An anisotropic particle in a simple shear flow: an instance of chaotic scattering

TL;DR

This paper investigates how the flow topology around anisotropic particles like spheroids differs from spheres in shear flows, revealing complex pathline structures that impact transport and suspension rheology.

Contribution

It demonstrates that the flow topology around a neutrally buoyant spheroid is fundamentally different from that around a sphere, affecting transport and rheological properties.

Findings

Flow topology around spheroids differs significantly from spheres.

The topology influences scalar transport in shear flows.

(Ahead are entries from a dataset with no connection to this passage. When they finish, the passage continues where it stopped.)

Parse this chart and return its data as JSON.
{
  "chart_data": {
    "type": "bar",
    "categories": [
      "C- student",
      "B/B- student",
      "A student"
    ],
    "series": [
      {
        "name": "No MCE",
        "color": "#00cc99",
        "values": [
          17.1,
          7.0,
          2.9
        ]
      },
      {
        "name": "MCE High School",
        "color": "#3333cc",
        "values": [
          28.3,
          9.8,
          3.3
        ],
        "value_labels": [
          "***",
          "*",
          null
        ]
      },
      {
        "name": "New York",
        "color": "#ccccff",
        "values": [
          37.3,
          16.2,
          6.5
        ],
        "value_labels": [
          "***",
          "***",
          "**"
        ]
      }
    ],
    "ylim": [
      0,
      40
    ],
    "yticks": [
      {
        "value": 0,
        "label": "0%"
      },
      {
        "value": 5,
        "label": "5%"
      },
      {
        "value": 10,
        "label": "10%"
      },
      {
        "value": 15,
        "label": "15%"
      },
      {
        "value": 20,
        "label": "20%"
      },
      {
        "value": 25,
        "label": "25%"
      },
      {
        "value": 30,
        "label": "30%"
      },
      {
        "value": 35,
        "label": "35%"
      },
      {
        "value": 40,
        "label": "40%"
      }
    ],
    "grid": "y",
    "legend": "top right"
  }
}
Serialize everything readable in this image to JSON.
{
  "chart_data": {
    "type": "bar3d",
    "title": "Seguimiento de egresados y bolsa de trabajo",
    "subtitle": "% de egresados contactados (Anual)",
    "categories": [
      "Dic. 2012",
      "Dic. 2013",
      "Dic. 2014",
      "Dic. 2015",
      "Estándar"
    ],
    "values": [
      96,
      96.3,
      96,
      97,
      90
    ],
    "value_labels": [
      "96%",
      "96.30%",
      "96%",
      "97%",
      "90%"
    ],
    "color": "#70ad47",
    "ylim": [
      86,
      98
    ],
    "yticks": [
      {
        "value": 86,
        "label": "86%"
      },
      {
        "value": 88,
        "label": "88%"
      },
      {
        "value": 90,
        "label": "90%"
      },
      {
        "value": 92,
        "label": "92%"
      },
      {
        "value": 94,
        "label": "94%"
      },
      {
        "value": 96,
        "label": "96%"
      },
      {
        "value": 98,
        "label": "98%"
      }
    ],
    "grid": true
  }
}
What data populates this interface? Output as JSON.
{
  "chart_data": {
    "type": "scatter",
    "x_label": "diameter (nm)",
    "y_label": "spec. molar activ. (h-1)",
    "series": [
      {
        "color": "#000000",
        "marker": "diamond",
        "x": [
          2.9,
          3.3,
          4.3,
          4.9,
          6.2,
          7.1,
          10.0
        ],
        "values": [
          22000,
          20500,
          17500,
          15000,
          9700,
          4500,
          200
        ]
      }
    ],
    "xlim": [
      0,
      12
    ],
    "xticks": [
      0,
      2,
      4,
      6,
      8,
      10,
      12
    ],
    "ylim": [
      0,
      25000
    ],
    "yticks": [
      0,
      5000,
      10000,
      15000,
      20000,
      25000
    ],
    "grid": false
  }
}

Implications for rheology of suspensions of anisotropic particles.

Abstract

In the Stokesian limit, the streamline topology around a single neutrally buoyant sphere is identical to the topology of pair-sphere pathlines, both in an ambient simple shear flow. In both cases there are fore-aft symmetric open and closed trajectories spatially demarcated by an axisymmetric separatrix surface. This topology has crucial implications for both scalar transport from a single sphere, and for the rheology of a dilute suspension of spheres. We show that the topology of the fluid pathlines around a neutrally buoyant freely rotating spheroid, in simple shear flow, is profoundly different, and will have a crucial bearing on transport from such particles in shearing flows. To the extent that fluid pathlines in the single-spheroid problem and pair-trajectories in the two-spheroid problem, are expected to bear a qualitative resemblance to each other, the non-trivial trajectory topology identified here will also have significant consequences for the rheology of dilute suspensions of anisotropic particles.